The beauty of design-build done correctly is that it is desirable for contractor and developer alike. For the former, the system eschews the `race to the bottom’ inherent in the competitive bidding process. Also, the contractor has the opportunity to learn during the design phase exactly what the developer wants, along with the size of the budget. This is in stark contrast to traditionally not having all the information required to make an informed estimate during bidding and either losing the bid and wasting a lot of time and effort, or winning the bid due to low-balling the cost – and then trying to win back costs during construction, which often leads to conflict.


Design build advantages

For the developer, design-build’s huge advantage is obviously having only one person to deal with, which favours better communication, better the chance of forging a trusting relationship, and therefore a far better chance of being on time and on-budget.




Of course, any contract is only as good as the care put into it, and Helmut Johannsen, associate counsel for Singleton Urquhart LLP, outlined some of the requirements of a successful design-build contract as well as potential drawbacks in a 2017 paper on the topic, Design-Build/EPC Contracts.


For example, Johannsen pointed out it is vital that the developer and the design-build contract recognize the “existence of contractual flow-down of risks and liabilities,” which impacts contingencies, contract price, and the decision whether to submit a proposal.


Johannsen also noted that factors such as profitability of the project, the risk tolerances and resources of the developer, and the source and type of financing must all be considered in assessing whether design-build is the appropriate delivery method for a particular project.


What are the risks?

As for potential drawbacks in a design-build contract, Johannsen cites “loss of control and reduced owner involvement in design,” the “danger of design-build becoming build-design,” and the “limited pool of qualified design-builders” – again, elements that can all be effectively addressed with careful planning and foresight.


The many recommendations contained in the Canadian Design-Build Institute’s Practice Manual Document 115 include the developer retaining the services of an owner’s advisor or bridging consultant, since during a design-build project the developer typically does not have direct contact with the design consultant.


Risk mitigation that developers can and often use in design-build contracts include clear performance specifications and milestone dates; enforceable performance guarantees; extensive ability to inspect, test, and reject; and contract change provisions that require strict notice procedures and define the developer’s view of reasonable schedule extensions and compensation.

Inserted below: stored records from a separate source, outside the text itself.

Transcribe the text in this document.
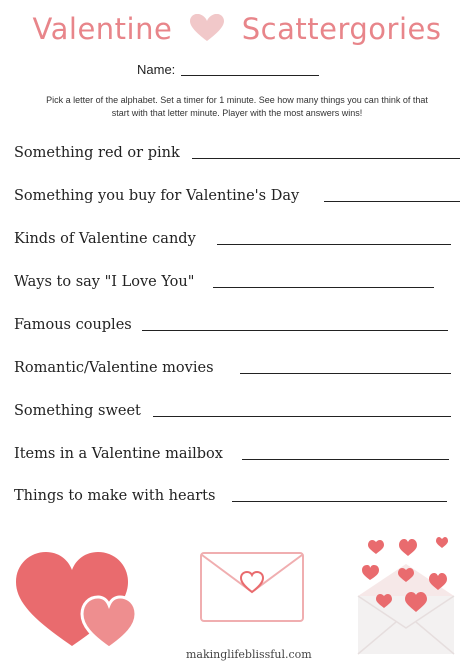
Valentine Scattergories
Name:
Pick a letter of the alphabet. Set a timer for 1 minute. See how many things you can think of that
start with that letter minute. Player with the most answers wins!
Something red or pink
Something you buy for Valentine's Day
Kinds of Valentine candy
Ways to say "I Love You"
Famous couples
Romantic/Valentine movies
Something sweet
Items in a Valentine mailbox
Things to make with hearts
makinglifeblissful.com
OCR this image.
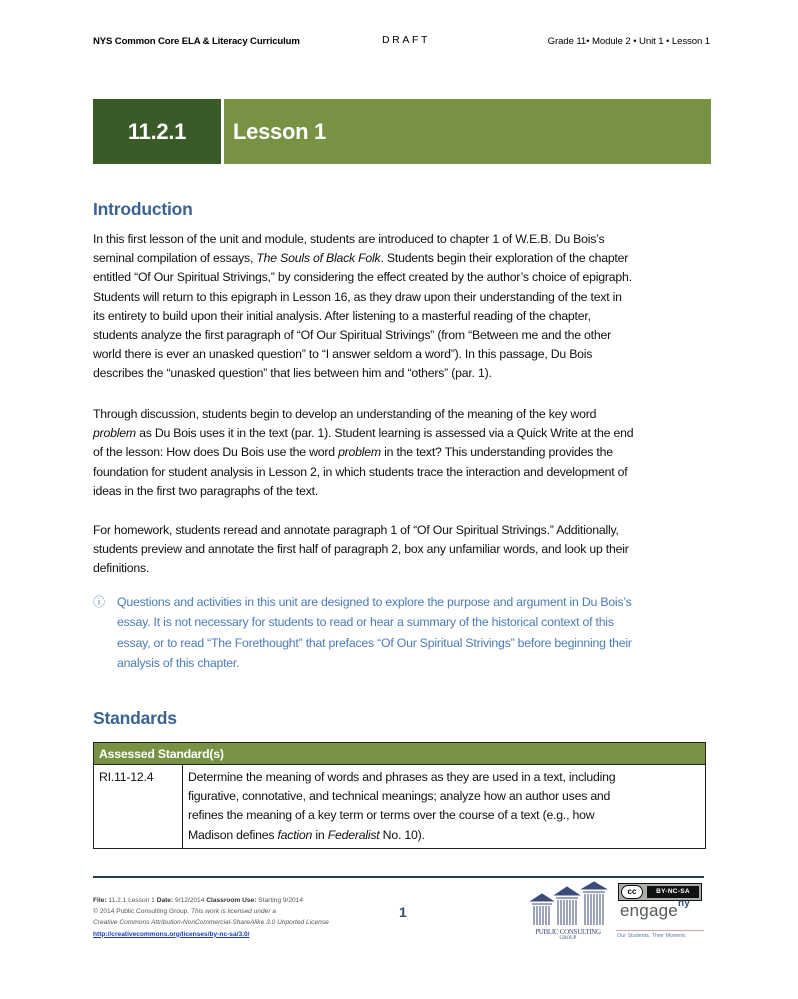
NYS Common Core ELA & Literacy Curriculum	DRAFT	Grade 11• Module 2 • Unit 1 • Lesson 1
11.2.1	Lesson 1
Introduction
In this first lesson of the unit and module, students are introduced to chapter 1 of W.E.B. Du Bois’s
seminal compilation of essays, The Souls of Black Folk. Students begin their exploration of the chapter
entitled “Of Our Spiritual Strivings,” by considering the effect created by the author’s choice of epigraph.
Students will return to this epigraph in Lesson 16, as they draw upon their understanding of the text in
its entirety to build upon their initial analysis. After listening to a masterful reading of the chapter,
students analyze the first paragraph of “Of Our Spiritual Strivings” (from “Between me and the other
world there is ever an unasked question” to “I answer seldom a word”). In this passage, Du Bois
describes the “unasked question” that lies between him and “others” (par. 1).
Through discussion, students begin to develop an understanding of the meaning of the key word
problem as Du Bois uses it in the text (par. 1). Student learning is assessed via a Quick Write at the end
of the lesson: How does Du Bois use the word problem in the text? This understanding provides the
foundation for student analysis in Lesson 2, in which students trace the interaction and development of
ideas in the first two paragraphs of the text.
For homework, students reread and annotate paragraph 1 of “Of Our Spiritual Strivings.” Additionally,
students preview and annotate the first half of paragraph 2, box any unfamiliar words, and look up their
definitions.
ⓘ Questions and activities in this unit are designed to explore the purpose and argument in Du Bois’s
essay. It is not necessary for students to read or hear a summary of the historical context of this
essay, or to read “The Forethought” that prefaces “Of Our Spiritual Strivings” before beginning their
analysis of this chapter.
Standards
Assessed Standard(s)
RI.11-12.4	Determine the meaning of words and phrases as they are used in a text, including
figurative, connotative, and technical meanings; analyze how an author uses and
refines the meaning of a key term or terms over the course of a text (e.g., how
Madison defines faction in Federalist No. 10).
File: 11.2.1 Lesson 1 Date: 9/12/2014 Classroom Use: Starting 9/2014
© 2014 Public Consulting Group. This work is licensed under a
Creative Commons Attribution-NonCommercial-ShareAlike 3.0 Unported License
http://creativecommons.org/licenses/by-nc-sa/3.0/
1
PUBLIC CONSULTING
GROUP
cc	BY-NC-SA
engage$^{ny}$
Our Students. Their Moment.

Risk mitigation for contractors often includes force majeure provisions providing extension of time and compensation; change provisions providing compensation and time for delay or disruption beyond the contractor’s control; and short time for payment and for the developer’s review of submittals.


The decision to deliver a project by design-build depends on the objective, complexity, and timing of the project. However, as a time and cost-saving measure, design-build continues to increase in prominence in Canada, which is said to be keeping pace with the U.S., where the system is now used in 40 per cent of all non-residential construction projects, including 80 per cent of military projects and 50 per cent of projects worth more than $10 million.

Better still, while successful design-build contracts forensically outline the duties and responsibilities of all concerned parties, help in drafting contracts - or in determining if a design-build delivery is the right `fit’ to begin with – is readily available: the Canadian Design-Build Institute is a vital resource, and the Canadian Construction Documents Committee offers template design-build contracts.